Stigmatising Stigma: Sunday Serving with Food Not Bombs working group
By Sadiyah Jamal
I spent a couple hours with Food Not Bombs at the Weekly Serve this past Sunday, helping serve food and later cleaning up. After nearly two years of inactivity at McMaster, I had finally decided to get out there, and the experience was cold but enlightening. I went to the Right House with an open mind, only to return home that evening with opened eyes.
I had finally decided to get out there, and the experience was cold but enlightening
When I told my parents where I was going to volunteer, they immediately jumped to conclusions about the people I was going to be serving. Assumptions were made about where these people lived (or where they didn’t), their substance-related habits, and their mental health. Why they may need food and why they don’t have access to it, these are questions that were not asked.
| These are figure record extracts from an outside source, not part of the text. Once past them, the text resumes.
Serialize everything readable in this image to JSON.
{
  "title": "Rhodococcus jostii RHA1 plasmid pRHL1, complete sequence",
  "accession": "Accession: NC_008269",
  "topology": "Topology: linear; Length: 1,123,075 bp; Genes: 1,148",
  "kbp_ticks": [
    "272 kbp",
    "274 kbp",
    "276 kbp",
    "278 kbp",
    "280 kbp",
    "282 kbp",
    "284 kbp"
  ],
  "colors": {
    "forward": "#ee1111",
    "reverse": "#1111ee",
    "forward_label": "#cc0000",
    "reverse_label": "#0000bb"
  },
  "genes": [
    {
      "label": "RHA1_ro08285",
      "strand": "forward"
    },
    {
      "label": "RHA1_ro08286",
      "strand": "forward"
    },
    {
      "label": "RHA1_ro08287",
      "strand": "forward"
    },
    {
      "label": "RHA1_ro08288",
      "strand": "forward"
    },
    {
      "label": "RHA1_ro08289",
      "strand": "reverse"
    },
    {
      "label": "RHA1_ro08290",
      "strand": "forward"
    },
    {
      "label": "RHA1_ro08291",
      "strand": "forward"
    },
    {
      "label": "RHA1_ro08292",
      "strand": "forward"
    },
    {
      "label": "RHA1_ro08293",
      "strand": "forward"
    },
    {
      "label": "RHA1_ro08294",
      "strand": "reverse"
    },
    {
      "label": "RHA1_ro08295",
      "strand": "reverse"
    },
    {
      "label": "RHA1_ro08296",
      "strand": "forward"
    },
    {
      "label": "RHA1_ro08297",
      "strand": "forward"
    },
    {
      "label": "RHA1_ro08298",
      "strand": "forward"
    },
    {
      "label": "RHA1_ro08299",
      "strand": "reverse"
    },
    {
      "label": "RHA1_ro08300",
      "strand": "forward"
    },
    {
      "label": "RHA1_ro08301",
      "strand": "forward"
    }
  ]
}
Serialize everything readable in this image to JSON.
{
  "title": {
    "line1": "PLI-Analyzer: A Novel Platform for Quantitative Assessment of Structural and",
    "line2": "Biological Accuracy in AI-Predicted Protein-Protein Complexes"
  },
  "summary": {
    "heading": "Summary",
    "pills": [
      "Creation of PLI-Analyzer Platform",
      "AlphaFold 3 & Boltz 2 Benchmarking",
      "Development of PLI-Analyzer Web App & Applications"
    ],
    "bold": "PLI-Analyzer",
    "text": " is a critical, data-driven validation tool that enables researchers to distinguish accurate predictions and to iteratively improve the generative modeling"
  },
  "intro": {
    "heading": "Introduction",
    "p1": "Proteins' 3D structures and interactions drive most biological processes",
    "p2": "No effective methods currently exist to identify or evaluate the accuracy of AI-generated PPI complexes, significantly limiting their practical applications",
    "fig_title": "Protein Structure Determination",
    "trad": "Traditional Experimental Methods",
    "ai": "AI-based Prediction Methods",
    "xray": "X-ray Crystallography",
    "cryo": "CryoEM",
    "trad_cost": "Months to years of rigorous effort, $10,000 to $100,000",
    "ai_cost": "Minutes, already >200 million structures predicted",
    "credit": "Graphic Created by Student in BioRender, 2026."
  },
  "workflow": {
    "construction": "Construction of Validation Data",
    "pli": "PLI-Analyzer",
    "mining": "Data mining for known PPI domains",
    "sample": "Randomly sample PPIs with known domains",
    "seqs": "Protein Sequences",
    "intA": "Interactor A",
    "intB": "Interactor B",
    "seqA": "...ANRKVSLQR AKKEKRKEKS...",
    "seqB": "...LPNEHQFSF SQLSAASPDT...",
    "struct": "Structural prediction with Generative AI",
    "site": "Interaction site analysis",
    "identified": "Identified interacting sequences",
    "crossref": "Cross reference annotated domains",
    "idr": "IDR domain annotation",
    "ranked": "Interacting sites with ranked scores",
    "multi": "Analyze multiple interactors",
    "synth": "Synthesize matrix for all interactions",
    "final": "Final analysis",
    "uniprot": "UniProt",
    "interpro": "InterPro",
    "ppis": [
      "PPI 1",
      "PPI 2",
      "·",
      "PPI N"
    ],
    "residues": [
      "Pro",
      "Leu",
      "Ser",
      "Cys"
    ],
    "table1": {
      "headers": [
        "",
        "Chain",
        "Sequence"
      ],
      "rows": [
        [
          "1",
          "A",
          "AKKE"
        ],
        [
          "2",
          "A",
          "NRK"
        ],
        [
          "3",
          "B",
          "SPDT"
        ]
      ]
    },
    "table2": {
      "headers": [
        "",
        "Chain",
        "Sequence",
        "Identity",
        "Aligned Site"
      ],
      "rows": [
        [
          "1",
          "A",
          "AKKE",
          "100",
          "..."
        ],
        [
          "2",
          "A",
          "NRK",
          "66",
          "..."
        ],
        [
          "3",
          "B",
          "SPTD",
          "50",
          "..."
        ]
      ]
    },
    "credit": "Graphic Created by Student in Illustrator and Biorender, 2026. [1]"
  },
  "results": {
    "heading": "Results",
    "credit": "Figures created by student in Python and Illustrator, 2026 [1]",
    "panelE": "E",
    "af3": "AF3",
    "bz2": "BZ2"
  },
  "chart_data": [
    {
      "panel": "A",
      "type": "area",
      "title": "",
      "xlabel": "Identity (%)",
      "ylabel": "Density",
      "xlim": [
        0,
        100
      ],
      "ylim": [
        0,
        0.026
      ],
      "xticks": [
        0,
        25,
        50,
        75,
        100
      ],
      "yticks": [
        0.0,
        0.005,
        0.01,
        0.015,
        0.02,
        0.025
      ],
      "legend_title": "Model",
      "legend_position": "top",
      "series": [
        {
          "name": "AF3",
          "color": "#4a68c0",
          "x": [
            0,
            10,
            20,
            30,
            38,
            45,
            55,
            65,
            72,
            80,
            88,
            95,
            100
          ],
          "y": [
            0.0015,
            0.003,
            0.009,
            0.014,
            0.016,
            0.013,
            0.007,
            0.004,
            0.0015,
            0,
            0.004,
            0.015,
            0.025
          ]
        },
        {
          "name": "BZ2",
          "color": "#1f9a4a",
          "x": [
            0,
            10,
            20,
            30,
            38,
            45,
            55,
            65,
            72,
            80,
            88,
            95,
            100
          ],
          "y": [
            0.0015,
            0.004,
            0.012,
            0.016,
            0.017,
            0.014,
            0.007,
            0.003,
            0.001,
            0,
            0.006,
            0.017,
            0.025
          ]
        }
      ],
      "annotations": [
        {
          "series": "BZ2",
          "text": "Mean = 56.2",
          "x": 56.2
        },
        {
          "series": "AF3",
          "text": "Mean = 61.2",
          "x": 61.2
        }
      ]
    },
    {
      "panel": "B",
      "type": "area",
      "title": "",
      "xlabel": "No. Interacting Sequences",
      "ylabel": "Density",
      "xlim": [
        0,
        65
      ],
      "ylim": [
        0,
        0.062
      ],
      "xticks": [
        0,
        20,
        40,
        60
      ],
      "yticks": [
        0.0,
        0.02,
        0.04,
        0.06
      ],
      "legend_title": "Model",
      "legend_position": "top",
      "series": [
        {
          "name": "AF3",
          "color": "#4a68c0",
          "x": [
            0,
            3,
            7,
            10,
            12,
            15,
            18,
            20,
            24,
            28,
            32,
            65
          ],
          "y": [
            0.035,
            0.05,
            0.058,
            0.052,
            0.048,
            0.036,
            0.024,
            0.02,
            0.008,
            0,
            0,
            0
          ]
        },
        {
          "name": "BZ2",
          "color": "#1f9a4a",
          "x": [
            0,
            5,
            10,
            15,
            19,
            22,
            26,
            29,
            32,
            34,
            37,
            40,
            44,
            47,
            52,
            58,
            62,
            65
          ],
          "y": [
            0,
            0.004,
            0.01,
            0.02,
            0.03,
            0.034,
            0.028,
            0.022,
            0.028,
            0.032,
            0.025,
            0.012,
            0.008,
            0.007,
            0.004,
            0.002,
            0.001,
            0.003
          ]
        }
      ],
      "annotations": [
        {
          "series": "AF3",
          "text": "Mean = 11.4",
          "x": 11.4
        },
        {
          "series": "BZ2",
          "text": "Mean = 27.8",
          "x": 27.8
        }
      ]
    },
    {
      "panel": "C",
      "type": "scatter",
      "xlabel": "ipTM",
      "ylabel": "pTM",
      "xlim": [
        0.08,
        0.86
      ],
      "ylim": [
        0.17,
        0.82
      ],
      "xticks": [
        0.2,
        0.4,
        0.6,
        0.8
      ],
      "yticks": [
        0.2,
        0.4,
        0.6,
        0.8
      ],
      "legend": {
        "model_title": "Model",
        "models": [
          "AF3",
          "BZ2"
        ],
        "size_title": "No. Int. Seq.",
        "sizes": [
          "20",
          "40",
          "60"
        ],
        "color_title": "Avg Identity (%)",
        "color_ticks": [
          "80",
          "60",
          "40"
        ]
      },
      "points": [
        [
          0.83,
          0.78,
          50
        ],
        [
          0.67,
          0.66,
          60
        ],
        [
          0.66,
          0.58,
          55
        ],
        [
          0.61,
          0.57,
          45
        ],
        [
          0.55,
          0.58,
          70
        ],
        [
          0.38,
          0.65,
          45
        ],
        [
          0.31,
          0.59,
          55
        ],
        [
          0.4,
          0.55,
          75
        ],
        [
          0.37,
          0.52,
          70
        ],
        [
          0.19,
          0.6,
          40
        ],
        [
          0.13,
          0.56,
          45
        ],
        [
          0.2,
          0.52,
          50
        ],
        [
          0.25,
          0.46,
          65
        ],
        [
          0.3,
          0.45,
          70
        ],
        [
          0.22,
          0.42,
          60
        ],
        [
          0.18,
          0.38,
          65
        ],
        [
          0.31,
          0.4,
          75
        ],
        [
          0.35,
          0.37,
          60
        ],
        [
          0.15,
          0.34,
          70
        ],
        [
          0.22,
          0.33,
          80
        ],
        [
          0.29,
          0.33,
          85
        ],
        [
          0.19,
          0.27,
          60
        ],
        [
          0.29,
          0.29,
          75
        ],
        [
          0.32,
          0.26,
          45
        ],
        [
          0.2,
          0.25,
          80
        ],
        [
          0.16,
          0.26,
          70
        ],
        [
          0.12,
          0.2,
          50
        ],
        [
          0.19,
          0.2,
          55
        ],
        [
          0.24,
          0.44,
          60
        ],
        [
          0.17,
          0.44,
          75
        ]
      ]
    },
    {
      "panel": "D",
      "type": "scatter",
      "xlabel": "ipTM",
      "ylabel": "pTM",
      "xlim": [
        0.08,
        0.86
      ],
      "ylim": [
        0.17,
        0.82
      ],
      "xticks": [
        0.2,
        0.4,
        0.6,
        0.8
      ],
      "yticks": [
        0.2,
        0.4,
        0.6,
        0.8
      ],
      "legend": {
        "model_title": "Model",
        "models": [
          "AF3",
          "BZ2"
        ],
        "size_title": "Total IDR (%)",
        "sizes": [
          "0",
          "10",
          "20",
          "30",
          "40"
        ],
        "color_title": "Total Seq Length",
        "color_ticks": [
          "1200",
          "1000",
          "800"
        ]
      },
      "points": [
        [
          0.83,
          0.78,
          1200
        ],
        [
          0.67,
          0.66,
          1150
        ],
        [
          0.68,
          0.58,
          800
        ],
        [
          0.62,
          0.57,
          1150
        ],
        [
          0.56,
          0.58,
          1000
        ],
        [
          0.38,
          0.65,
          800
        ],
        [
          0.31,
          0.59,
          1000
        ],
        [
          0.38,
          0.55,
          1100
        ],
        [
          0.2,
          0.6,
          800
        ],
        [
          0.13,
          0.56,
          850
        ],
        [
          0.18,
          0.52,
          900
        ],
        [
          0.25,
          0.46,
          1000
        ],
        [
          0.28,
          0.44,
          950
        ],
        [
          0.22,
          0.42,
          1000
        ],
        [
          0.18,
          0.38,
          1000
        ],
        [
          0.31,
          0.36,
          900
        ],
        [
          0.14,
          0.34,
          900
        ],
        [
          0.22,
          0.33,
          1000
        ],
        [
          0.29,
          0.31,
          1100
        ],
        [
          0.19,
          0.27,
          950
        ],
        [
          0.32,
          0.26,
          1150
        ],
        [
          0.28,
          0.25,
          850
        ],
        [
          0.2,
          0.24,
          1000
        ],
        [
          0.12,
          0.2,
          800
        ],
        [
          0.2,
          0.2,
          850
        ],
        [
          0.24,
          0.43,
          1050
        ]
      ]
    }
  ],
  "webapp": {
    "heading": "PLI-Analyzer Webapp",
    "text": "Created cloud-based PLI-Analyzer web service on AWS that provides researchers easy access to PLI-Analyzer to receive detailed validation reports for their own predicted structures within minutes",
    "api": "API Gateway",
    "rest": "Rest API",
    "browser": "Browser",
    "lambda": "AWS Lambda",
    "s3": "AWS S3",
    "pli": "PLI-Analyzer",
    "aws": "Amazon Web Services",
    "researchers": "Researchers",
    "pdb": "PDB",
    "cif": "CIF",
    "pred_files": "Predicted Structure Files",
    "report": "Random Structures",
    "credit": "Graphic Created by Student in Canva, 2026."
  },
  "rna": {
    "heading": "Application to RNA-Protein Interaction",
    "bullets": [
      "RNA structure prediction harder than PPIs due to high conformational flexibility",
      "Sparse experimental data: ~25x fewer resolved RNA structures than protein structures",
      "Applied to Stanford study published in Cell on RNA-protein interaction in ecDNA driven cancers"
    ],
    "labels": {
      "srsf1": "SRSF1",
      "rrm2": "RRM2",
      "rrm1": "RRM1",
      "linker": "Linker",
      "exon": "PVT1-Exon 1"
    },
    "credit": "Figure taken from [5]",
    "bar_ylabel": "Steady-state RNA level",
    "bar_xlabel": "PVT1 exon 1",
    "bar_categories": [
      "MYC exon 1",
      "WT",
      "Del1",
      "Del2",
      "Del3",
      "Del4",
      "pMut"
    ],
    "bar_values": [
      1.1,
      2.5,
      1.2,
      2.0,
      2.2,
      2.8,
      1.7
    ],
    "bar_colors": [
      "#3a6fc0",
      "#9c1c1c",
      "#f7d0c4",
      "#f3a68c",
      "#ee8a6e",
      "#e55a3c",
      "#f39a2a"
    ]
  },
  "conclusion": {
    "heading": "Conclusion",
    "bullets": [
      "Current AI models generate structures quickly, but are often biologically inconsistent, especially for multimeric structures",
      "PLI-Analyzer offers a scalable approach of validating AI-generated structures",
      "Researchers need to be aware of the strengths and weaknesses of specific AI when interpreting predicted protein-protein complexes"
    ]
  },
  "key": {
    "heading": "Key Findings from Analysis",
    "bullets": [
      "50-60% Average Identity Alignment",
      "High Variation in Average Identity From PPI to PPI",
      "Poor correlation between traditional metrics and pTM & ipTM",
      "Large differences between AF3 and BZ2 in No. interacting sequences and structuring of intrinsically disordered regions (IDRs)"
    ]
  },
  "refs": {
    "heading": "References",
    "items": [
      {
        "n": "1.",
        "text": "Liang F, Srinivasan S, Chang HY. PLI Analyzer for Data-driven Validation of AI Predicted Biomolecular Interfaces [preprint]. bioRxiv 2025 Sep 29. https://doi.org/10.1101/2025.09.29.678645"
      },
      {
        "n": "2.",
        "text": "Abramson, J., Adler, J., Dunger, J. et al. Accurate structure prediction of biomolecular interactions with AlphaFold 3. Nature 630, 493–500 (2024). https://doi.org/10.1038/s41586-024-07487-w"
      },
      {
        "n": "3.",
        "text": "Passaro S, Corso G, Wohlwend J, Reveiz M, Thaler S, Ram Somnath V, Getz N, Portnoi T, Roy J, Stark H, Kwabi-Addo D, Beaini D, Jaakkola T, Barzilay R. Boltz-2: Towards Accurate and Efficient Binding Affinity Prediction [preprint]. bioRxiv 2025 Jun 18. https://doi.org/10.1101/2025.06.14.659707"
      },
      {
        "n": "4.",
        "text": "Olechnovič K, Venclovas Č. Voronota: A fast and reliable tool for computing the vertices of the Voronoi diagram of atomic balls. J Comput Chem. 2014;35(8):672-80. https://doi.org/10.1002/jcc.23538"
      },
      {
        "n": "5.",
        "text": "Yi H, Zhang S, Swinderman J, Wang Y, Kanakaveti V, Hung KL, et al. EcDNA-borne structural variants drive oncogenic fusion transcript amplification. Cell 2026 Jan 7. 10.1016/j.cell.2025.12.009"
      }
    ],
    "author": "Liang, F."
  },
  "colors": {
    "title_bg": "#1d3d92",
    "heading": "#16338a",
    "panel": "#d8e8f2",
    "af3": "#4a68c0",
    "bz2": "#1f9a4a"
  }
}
Food is a basic necessity, so why is it that so many have little to no access to food regularly? Why do we blame them rather than the systems that have failed them? Is this simply a reflection of what we are taught to think? Maybe if we blame individuals for their own unfortunate circumstances, we can ignore the large-scale failures of our institutions that allow these circumstances to exist.
The stigma not only exists but flourishes because we fail to see past the lies we are presented with. Like many others, I didn’t have a very positive perspective of downtown Hamilton, not until this Sunday at least. I felt a strong sense of community amongst these people who were complete strangers to me, and I look forward to attending another Food Not Bombs Weekly Serve so I can return at least a little of the warmth and welcoming that I received that evening.